I reached out, desperate to touch the light. I felt a cold touch on my cheek. I forced my eyes open, squinting against a strange glare. She was right there, cradling my face. My vision was hazy, but the glow on her forehead was iridescent, shifting like oil on water.
I reached up with my left hand, just wanting to see if she was real.
"No, no, darling," she said, her voice like silk. "Not yet. It isn't time.
She caught my wrist, lowering my hand with a soft, maternal touch.
"I'll see you again..."
Before she could finish, she was gone. I stood up abruptly and realized I was standing on the surface of a vast, clear ocean under a massive moon. There was no sign of her. When I turned around, a single white door was just standing there in the middle of the water, glowing from the inside. Without thinking, I stepped through.

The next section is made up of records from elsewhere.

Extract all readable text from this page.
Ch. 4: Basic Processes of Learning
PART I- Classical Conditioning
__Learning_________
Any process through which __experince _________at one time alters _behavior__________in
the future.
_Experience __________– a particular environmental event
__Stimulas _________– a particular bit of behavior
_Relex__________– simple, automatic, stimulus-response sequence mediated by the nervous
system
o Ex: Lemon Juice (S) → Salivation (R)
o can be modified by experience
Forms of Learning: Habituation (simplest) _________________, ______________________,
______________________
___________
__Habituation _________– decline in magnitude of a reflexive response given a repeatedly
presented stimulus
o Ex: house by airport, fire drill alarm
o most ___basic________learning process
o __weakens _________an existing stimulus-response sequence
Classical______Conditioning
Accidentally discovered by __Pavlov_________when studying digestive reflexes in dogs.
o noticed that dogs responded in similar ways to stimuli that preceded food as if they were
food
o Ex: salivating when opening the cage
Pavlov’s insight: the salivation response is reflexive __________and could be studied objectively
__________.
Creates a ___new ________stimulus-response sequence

My eyes snapped open. I was back in my bed, gasping for air. But the nightmare hadn't stopped. I looked down and recoiled—long, black thorns had erupted from my forearms, twitching like they were part of my nerves. With a frantic surge of will, I forced them down. They withered, sinking back into my skin until only faint black lines remained.
It wasn't a dream. It was a summons.
"Aile? You still alive in there?"
Lori's voice and a heavy bang on the door shattered the quiet. I scrambled out of bed and yanked the door open. Lori stumbled back, his face turning a deep red.

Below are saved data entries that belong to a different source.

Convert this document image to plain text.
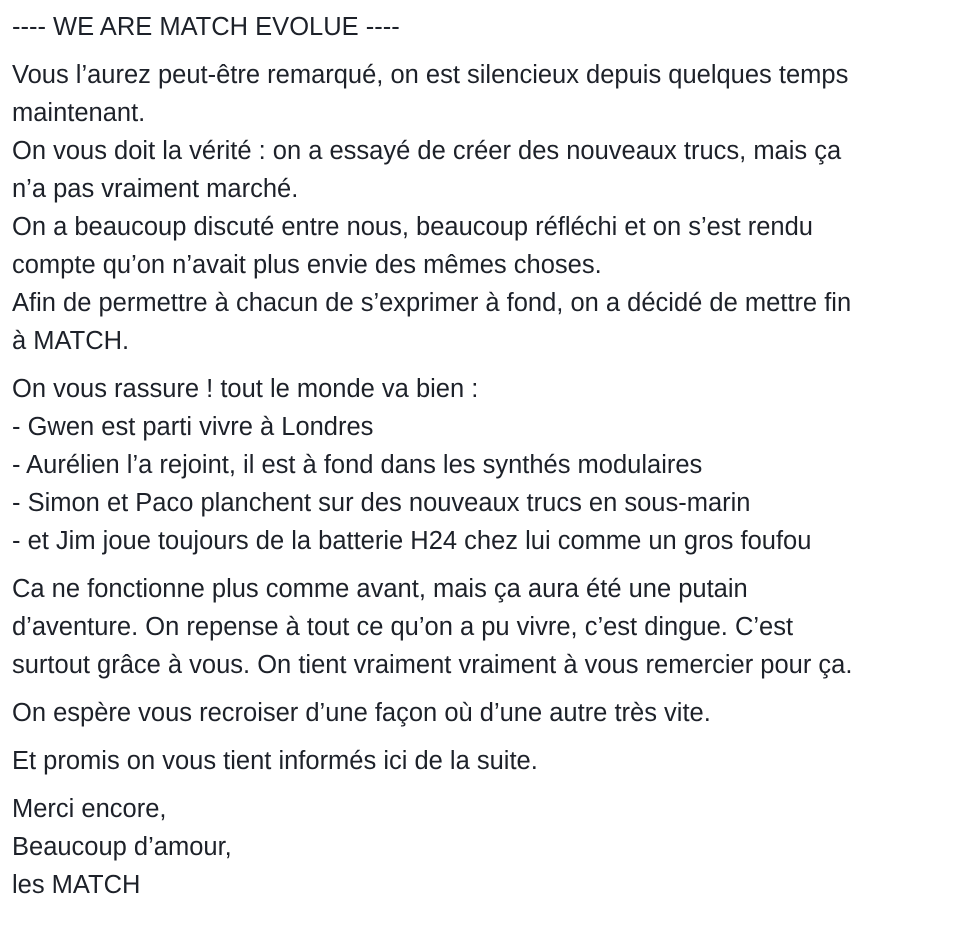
---- WE ARE MATCH EVOLUE ----

Vous l’aurez peut-être remarqué, on est silencieux depuis quelques temps
maintenant.
On vous doit la vérité : on a essayé de créer des nouveaux trucs, mais ça
n’a pas vraiment marché.
On a beaucoup discuté entre nous, beaucoup réfléchi et on s’est rendu
compte qu’on n’avait plus envie des mêmes choses.
Afin de permettre à chacun de s’exprimer à fond, on a décidé de mettre fin
à MATCH.

On vous rassure ! tout le monde va bien :
- Gwen est parti vivre à Londres
- Aurélien l’a rejoint, il est à fond dans les synthés modulaires
- Simon et Paco planchent sur des nouveaux trucs en sous-marin
- et Jim joue toujours de la batterie H24 chez lui comme un gros foufou

Ca ne fonctionne plus comme avant, mais ça aura été une putain
d’aventure. On repense à tout ce qu’on a pu vivre, c’est dingue. C’est
surtout grâce à vous. On tient vraiment vraiment à vous remercier pour ça.

On espère vous recroiser d’une façon où d’une autre très vite.

Et promis on vous tient informés ici de la suite.

Merci encore,
Beaucoup d’amour,
les MATCH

"O-oh! Hi. You slept until 10:00 AM. I thought you'd turned into a statue," he said,
scratching the back of his head sheepishly.
"I'm fine," I said, giving him a tired smile.
"Good! Because it's time to get stronger." His eyes lit up. "The world isn't going to wait for us. Meet us in the yard!"
minutes has passed, we stood by the river behind the base. The roar of the water was a constant, heavy thud, and the wind was whipping our hair around. Lori was holding a wooden practice stick, but my hand went straight to the hilt of the black blade I'd had since I was a baby.
"You know," Lori said, his curiosity finally winning out as he stared at the thing. "I've never seen a sword like that. It doesn't look like it was made by any smith I know."
"It has a pulse," Jasmia added quietly, her eyes narrowed.
I pulled it out. The metal was matte-black, totally light-absorbent, and etched with ancient symbols that shimmered. Oath of Beyond's Darkness. Or, as I called it, OBD.
My adoptive parents told me they found me as an infant with this blade lying beside me—like a silent bodyguard. A smith once offered a fortune for it, claiming it was forged from black steel infused with "Black Blood Diamonds." It was a relic of some forgotten age, a weapon meant for a god, not a discarded kid.
I looked at the dark red, hollow pearl set into the guard.
If I'm a disaster, I thought, then this is my lightning rod.
I concentrated, letting the black veins crawl up my arms. I didn't fight the power this time; I gave it a direction. I fed the dark energy into the hilt, my pulse drumming against the leather grip.
The red pearl started to glow, drinking my strength until I felt a wave of dizziness. The blade ignited with a dark, freezing aura—black flames that didn't give off heat, but seemed to eat the light around them.
The sword started to vibrate violently. A sharp clack echoed over the roar of the river.
The blade split right down the center.
I wasn't holding one sword anymore. I had dual blades, light and perfectly balanced, like they were an extension of my own bones. I swung them in a wide arc.
An invisible force erupted from the steel. It didn't just cut; it erased. A row of six ancient trees in the distance was sliced through effortlessly, their trunks sliding apart in perfect, silent symmetry before crashing down.
I looked at my arms. The black veins were gone, the energy completely swallowed by the twin shards in my hands.
"Whoa," Lori breathed, his practice stick slipping from his hand.
I looked at the blades, then at the horizon. The woman in my dreams told me to find the truth. With these in my hands, I felt like I finally had teeth. I could finally bite back at the world that had been trying to eat me alive.